Par Joie Des Mots
Monsieur Thierry Solère s’est cru autorisé de manière publique alors qu’il ’surveillait’ voire ’épiait’ Monsieur Salah Abdeslam de raconter pêle-mêle :
- Qu’il était accroché au mur de la cellule de Monsieur Salah Abdeslam repeinte en blanc, deux djellabas, une blanche et une couleur bordeaux.
- Qu’il a constaté que Monsieur Salah Abdeslam sortait des toilettes, se laver les dents et les mains ’puis il s’est parfumé et a déroulé son tapis de prière rouge, il était en survêtement et t-shirt sombre, cela fait une semaine qu’il ne porte plus la djellaba, il a noué autour de la taille une veste avant de se remettre à genoux, tourné vers l’est… une longue prière’.

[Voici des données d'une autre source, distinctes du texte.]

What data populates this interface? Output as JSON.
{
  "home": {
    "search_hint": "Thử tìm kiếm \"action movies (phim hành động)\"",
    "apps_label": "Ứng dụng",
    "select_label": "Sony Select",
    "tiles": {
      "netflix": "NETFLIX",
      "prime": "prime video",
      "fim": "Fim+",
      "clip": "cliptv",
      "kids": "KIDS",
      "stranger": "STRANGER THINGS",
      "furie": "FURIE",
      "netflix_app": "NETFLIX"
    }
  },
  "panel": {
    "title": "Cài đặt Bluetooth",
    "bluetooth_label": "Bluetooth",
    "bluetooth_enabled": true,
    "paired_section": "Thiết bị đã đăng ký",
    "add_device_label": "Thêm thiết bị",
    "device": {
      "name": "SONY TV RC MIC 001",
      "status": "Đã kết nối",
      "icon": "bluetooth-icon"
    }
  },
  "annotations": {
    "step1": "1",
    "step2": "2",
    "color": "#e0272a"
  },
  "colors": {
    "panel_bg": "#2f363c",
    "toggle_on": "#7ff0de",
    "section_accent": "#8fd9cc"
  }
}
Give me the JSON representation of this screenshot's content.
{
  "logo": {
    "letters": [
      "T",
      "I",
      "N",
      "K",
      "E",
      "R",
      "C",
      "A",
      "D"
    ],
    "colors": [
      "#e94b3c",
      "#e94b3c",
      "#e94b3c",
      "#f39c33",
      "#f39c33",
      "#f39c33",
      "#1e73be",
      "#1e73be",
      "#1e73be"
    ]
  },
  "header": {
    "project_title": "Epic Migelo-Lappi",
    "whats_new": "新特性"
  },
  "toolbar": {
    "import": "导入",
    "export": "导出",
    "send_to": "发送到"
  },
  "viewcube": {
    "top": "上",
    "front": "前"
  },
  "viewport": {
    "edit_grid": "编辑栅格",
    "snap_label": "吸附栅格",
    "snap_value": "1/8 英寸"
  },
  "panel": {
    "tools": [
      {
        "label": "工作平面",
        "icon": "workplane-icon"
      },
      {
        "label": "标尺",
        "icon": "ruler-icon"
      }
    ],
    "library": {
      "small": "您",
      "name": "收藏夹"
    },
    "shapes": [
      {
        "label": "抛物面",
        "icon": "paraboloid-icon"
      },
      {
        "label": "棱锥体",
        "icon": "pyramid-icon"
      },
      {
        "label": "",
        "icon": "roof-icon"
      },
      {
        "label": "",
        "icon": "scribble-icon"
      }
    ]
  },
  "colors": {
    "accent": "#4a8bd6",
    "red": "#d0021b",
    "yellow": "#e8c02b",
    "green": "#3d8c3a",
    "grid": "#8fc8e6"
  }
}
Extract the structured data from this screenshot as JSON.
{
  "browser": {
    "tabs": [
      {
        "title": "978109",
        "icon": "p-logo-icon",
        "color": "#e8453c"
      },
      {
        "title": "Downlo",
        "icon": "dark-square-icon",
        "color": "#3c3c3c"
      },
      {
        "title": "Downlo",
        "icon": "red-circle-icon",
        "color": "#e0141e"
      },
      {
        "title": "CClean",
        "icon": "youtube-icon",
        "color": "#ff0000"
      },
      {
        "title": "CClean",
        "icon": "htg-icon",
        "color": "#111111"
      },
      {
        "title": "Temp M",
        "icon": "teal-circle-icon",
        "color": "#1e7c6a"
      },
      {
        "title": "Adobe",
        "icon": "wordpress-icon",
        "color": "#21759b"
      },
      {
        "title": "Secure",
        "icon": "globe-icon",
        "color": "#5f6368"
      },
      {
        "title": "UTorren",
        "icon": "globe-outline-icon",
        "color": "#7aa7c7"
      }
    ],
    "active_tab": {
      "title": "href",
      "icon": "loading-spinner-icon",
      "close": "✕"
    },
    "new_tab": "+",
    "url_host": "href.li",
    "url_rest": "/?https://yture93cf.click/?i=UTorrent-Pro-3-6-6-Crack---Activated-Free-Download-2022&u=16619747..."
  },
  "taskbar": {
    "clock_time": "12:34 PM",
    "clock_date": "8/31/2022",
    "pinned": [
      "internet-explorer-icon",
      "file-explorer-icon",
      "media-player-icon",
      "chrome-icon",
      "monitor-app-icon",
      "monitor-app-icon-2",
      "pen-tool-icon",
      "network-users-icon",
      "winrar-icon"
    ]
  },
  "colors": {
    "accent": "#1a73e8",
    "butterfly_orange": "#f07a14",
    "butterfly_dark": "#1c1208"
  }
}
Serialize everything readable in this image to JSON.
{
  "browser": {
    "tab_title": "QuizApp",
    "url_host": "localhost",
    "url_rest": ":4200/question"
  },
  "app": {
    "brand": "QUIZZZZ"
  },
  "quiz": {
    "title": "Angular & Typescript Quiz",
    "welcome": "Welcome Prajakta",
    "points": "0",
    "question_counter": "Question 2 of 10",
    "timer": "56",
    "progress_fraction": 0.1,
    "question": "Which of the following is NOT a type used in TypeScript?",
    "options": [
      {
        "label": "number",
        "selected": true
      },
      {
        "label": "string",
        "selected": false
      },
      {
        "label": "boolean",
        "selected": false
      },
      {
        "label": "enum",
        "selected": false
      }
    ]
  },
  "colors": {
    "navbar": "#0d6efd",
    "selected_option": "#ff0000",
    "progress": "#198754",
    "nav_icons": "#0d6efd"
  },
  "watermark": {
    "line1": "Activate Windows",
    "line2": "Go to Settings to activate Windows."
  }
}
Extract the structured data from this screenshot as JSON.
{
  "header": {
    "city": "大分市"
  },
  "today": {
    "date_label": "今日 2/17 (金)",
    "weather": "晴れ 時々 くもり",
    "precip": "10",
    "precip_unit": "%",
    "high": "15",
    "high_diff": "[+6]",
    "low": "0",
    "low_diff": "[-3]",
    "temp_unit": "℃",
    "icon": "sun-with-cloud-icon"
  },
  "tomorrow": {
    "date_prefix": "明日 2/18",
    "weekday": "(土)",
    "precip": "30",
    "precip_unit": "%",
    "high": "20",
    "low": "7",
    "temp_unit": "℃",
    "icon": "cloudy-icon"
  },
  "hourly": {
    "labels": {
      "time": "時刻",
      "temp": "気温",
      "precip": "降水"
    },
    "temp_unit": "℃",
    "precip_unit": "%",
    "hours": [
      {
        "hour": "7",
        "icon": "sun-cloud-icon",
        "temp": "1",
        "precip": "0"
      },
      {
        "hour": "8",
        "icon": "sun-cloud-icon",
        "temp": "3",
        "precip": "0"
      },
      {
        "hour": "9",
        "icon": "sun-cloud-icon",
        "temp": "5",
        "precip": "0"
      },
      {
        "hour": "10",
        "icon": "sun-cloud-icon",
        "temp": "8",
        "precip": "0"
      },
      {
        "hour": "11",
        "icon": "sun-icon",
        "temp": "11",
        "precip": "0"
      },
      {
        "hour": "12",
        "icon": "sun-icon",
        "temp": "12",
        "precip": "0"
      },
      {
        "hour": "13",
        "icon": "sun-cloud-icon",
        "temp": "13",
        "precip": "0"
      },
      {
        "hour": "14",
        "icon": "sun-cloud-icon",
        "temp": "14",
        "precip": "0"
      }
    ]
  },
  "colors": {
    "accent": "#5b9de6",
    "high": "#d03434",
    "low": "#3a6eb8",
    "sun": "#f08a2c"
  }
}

Le journaliste énonce, reprenant les propos de Monsieur Thierry Solère que celui-ci a été marqué par ’la très grande propreté et le rangement méticuleux de la cellule : le lit est fait parfaitement, il n’y a rien qui traîne tout est rangé de façon maniaque’. Ce qui le frappe aussi, c’est ’la grande nervosité qui se dégage du détenu’, ’il a tout rangé au fur et à mesure avec des gestes saccadés, rapides, il s’est lavé les dents à toute vitesse, j’ai eu l’impression de quelqu’un de très tendu’. ’Après sa prière, Abdeslam s’est assis sur le lit et il s’est mis à lire le Coran’, continue le Député qui pour sa part n’a pas vu le livre sur la table (sic) ’peut-être sont-ils rangés sous le lit, je n’ai vu que le Coran qu’il était en train de lire’... ?!